Interpol a annoncé que son opération « First Light 2026 » a abouti à l’arrestation de 5 811 personnes et à l’interception de 293 millions de dollars d’actifs illicites dans 97 pays et territoires. Le dispositif visait des escroqueries fondées sur l’ingénierie sociale, notamment des campagnes de phishing et des schémas d’usurpation d’identité, où les criminels poussent les victimes à transférer de l’argent ou à céder l’accès à leurs comptes.
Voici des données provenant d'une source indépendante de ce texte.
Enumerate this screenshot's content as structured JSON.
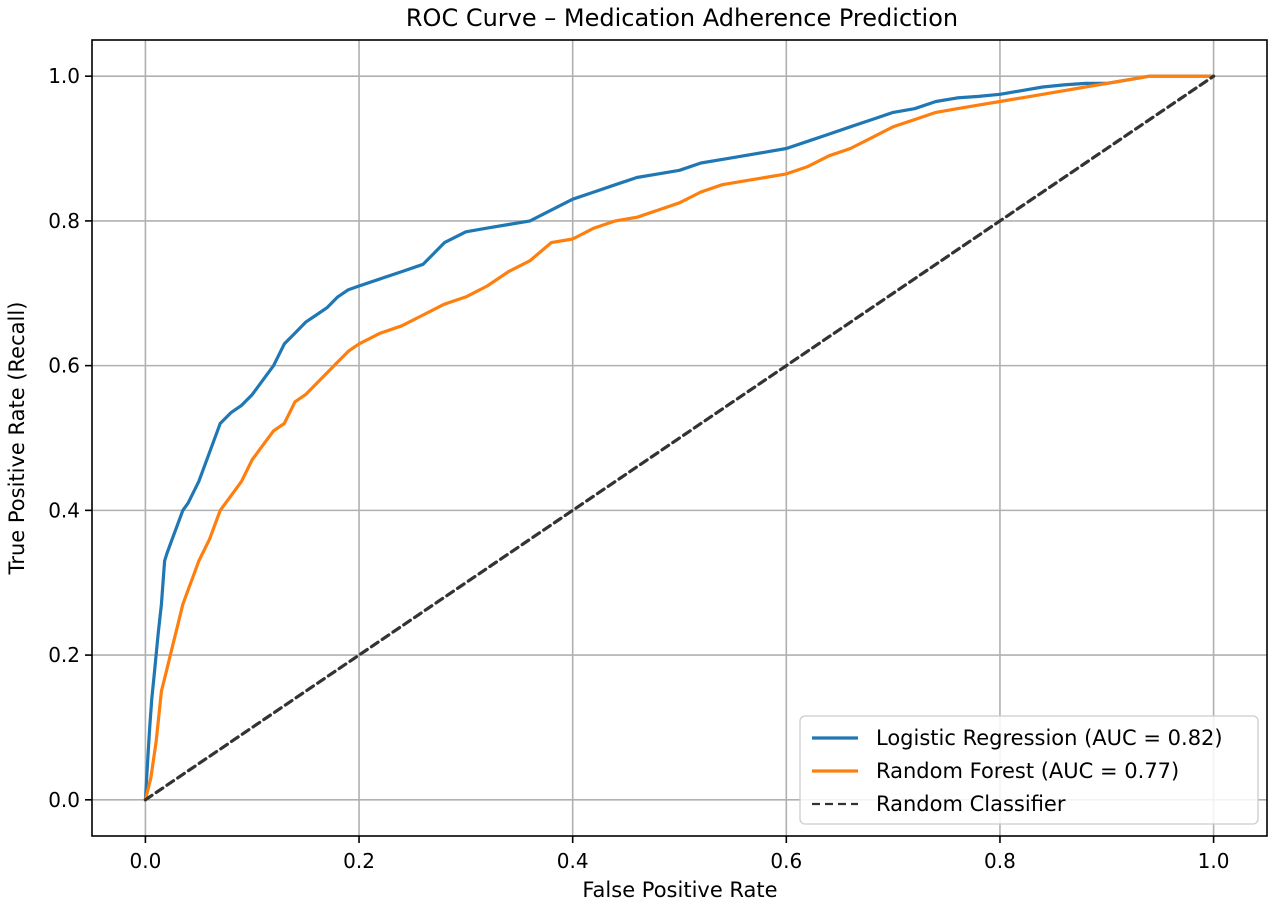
{
  "chart_data": {
    "type": "line",
    "title": "ROC Curve – Medication Adherence Prediction",
    "xlabel": "False Positive Rate",
    "ylabel": "True Positive Rate (Recall)",
    "xlim": [
      -0.05,
      1.05
    ],
    "ylim": [
      -0.05,
      1.05
    ],
    "xticks": [
      "0.0",
      "0.2",
      "0.4",
      "0.6",
      "0.8",
      "1.0"
    ],
    "yticks": [
      "0.0",
      "0.2",
      "0.4",
      "0.6",
      "0.8",
      "1.0"
    ],
    "grid": true,
    "legend_position": "lower-right",
    "series": [
      {
        "name": "Logistic Regression (AUC = 0.82)",
        "color": "#1f77b4",
        "style": "solid",
        "x": [
          0.0,
          0.002,
          0.004,
          0.006,
          0.008,
          0.01,
          0.012,
          0.015,
          0.018,
          0.02,
          0.025,
          0.03,
          0.035,
          0.04,
          0.05,
          0.06,
          0.07,
          0.08,
          0.09,
          0.1,
          0.11,
          0.12,
          0.13,
          0.14,
          0.15,
          0.16,
          0.17,
          0.18,
          0.19,
          0.2,
          0.22,
          0.24,
          0.26,
          0.28,
          0.3,
          0.32,
          0.34,
          0.36,
          0.38,
          0.4,
          0.42,
          0.44,
          0.46,
          0.48,
          0.5,
          0.52,
          0.54,
          0.56,
          0.58,
          0.6,
          0.62,
          0.64,
          0.66,
          0.68,
          0.7,
          0.72,
          0.74,
          0.76,
          0.78,
          0.8,
          0.82,
          0.84,
          0.86,
          0.88,
          0.9,
          0.92,
          0.94,
          0.96,
          0.98,
          1.0
        ],
        "y": [
          0.0,
          0.05,
          0.1,
          0.14,
          0.17,
          0.2,
          0.23,
          0.27,
          0.33,
          0.34,
          0.36,
          0.38,
          0.4,
          0.41,
          0.44,
          0.48,
          0.52,
          0.535,
          0.545,
          0.56,
          0.58,
          0.6,
          0.63,
          0.645,
          0.66,
          0.67,
          0.68,
          0.695,
          0.705,
          0.71,
          0.72,
          0.73,
          0.74,
          0.77,
          0.785,
          0.79,
          0.795,
          0.8,
          0.815,
          0.83,
          0.84,
          0.85,
          0.86,
          0.865,
          0.87,
          0.88,
          0.885,
          0.89,
          0.895,
          0.9,
          0.91,
          0.92,
          0.93,
          0.94,
          0.95,
          0.955,
          0.965,
          0.97,
          0.972,
          0.975,
          0.98,
          0.985,
          0.988,
          0.99,
          0.99,
          0.995,
          1.0,
          1.0,
          1.0,
          1.0
        ]
      },
      {
        "name": "Random Forest (AUC = 0.77)",
        "color": "#ff7f0e",
        "style": "solid",
        "x": [
          0.0,
          0.005,
          0.01,
          0.015,
          0.02,
          0.025,
          0.03,
          0.035,
          0.04,
          0.045,
          0.05,
          0.06,
          0.07,
          0.08,
          0.09,
          0.1,
          0.11,
          0.12,
          0.13,
          0.14,
          0.15,
          0.16,
          0.17,
          0.18,
          0.19,
          0.2,
          0.22,
          0.24,
          0.26,
          0.28,
          0.3,
          0.32,
          0.34,
          0.36,
          0.38,
          0.4,
          0.42,
          0.44,
          0.46,
          0.48,
          0.5,
          0.52,
          0.54,
          0.56,
          0.58,
          0.6,
          0.62,
          0.64,
          0.66,
          0.68,
          0.7,
          0.72,
          0.74,
          0.76,
          0.78,
          0.8,
          0.82,
          0.84,
          0.86,
          0.88,
          0.9,
          0.92,
          0.94,
          0.96,
          0.98,
          1.0
        ],
        "y": [
          0.0,
          0.03,
          0.08,
          0.15,
          0.18,
          0.21,
          0.24,
          0.27,
          0.29,
          0.31,
          0.33,
          0.36,
          0.4,
          0.42,
          0.44,
          0.47,
          0.49,
          0.51,
          0.52,
          0.55,
          0.56,
          0.575,
          0.59,
          0.605,
          0.62,
          0.63,
          0.645,
          0.655,
          0.67,
          0.685,
          0.695,
          0.71,
          0.73,
          0.745,
          0.77,
          0.775,
          0.79,
          0.8,
          0.805,
          0.815,
          0.825,
          0.84,
          0.85,
          0.855,
          0.86,
          0.865,
          0.875,
          0.89,
          0.9,
          0.915,
          0.93,
          0.94,
          0.95,
          0.955,
          0.96,
          0.965,
          0.97,
          0.975,
          0.98,
          0.985,
          0.99,
          0.995,
          1.0,
          1.0,
          1.0,
          1.0
        ]
      },
      {
        "name": "Random Classifier",
        "color": "#333333",
        "style": "dashed",
        "x": [
          0.0,
          1.0
        ],
        "y": [
          0.0,
          1.0
        ]
      }
    ]
  }
}
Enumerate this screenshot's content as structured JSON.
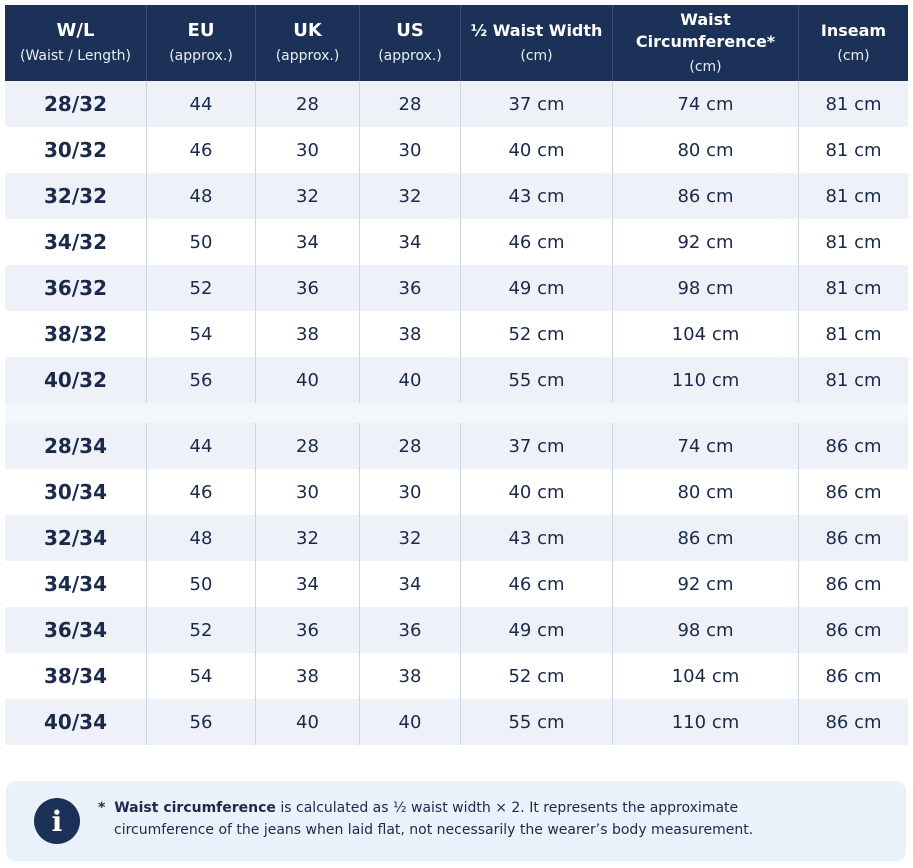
{
  "header": [
    {
      "title": "W/L",
      "sub": "(Waist / Length)"
    },
    {
      "title": "EU",
      "sub": "(approx.)"
    },
    {
      "title": "UK",
      "sub": "(approx.)"
    },
    {
      "title": "US",
      "sub": "(approx.)"
    },
    {
      "title": "½ Waist Width",
      "sub": "(cm)"
    },
    {
      "title": "Waist Circumference*",
      "sub": "(cm)"
    },
    {
      "title": "Inseam",
      "sub": "(cm)"
    }
  ],
  "groups": [
    [
      [
        "28/32",
        "44",
        "28",
        "28",
        "37 cm",
        "74 cm",
        "81 cm"
      ],
      [
        "30/32",
        "46",
        "30",
        "30",
        "40 cm",
        "80 cm",
        "81 cm"
      ],
      [
        "32/32",
        "48",
        "32",
        "32",
        "43 cm",
        "86 cm",
        "81 cm"
      ],
      [
        "34/32",
        "50",
        "34",
        "34",
        "46 cm",
        "92 cm",
        "81 cm"
      ],
      [
        "36/32",
        "52",
        "36",
        "36",
        "49 cm",
        "98 cm",
        "81 cm"
      ],
      [
        "38/32",
        "54",
        "38",
        "38",
        "52 cm",
        "104 cm",
        "81 cm"
      ],
      [
        "40/32",
        "56",
        "40",
        "40",
        "55 cm",
        "110 cm",
        "81 cm"
      ]
    ],
    [
      [
        "28/34",
        "44",
        "28",
        "28",
        "37 cm",
        "74 cm",
        "86 cm"
      ],
      [
        "30/34",
        "46",
        "30",
        "30",
        "40 cm",
        "80 cm",
        "86 cm"
      ],
      [
        "32/34",
        "48",
        "32",
        "32",
        "43 cm",
        "86 cm",
        "86 cm"
      ],
      [
        "34/34",
        "50",
        "34",
        "34",
        "46 cm",
        "92 cm",
        "86 cm"
      ],
      [
        "36/34",
        "52",
        "36",
        "36",
        "49 cm",
        "98 cm",
        "86 cm"
      ],
      [
        "38/34",
        "54",
        "38",
        "38",
        "52 cm",
        "104 cm",
        "86 cm"
      ],
      [
        "40/34",
        "56",
        "40",
        "40",
        "55 cm",
        "110 cm",
        "86 cm"
      ]
    ]
  ],
  "note": {
    "icon": "info-icon",
    "asterisk": "*",
    "bold": "Waist circumference",
    "line1_rest": " is  calculated as ½ waist width × 2. It represents the approximate",
    "line2": "circumference of the jeans when laid flat, not necessarily the wearer’s  body measurement."
  },
  "colors": {
    "header_bg": "#1c3157",
    "row_alt_bg": "#eef2f8",
    "note_bg": "#e9f1fb",
    "text": "#1b2a4a"
  }
}
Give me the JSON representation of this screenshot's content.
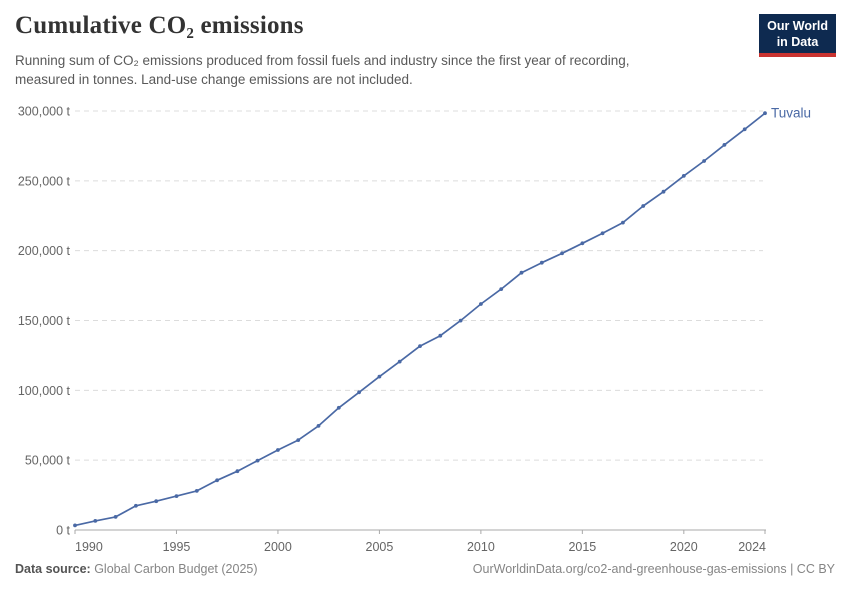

Interpol souligne aussi que cette activité frauduleuse est étroitement liée au blanchiment d’argent : les produits des arnaques sont déplacés, dissimulés et monétisés au sein de réseaux transfrontaliers. L’ampleur des arrestations et des sommes saisies montre que les infrastructures d’escroquerie s’organisent de plus en plus à l’échelle internationale, et ne se limitent pas à une seule juridiction. En coordonnant des actions répressives de part et d’autre des frontières, les enquêteurs ont cherché à frapper à la fois les auteurs qui prennent contact avec les victimes et les flux financiers criminels destinés à encaisser les paiements. L’annonce rappelle l’importance de considérer tout message non sollicité—en particulier ceux qui évoquent un problème urgent ou exigent un règlement rapide—comme un signal de risque, et de vérifier les demandes via des canaux de confiance avant d’envoyer des fonds. Les conclusions d’Interpol illustrent également pourquoi les affaires de fraude sont de plus en plus traitées à la fois comme des cybercrimes et comme des crimes financiers.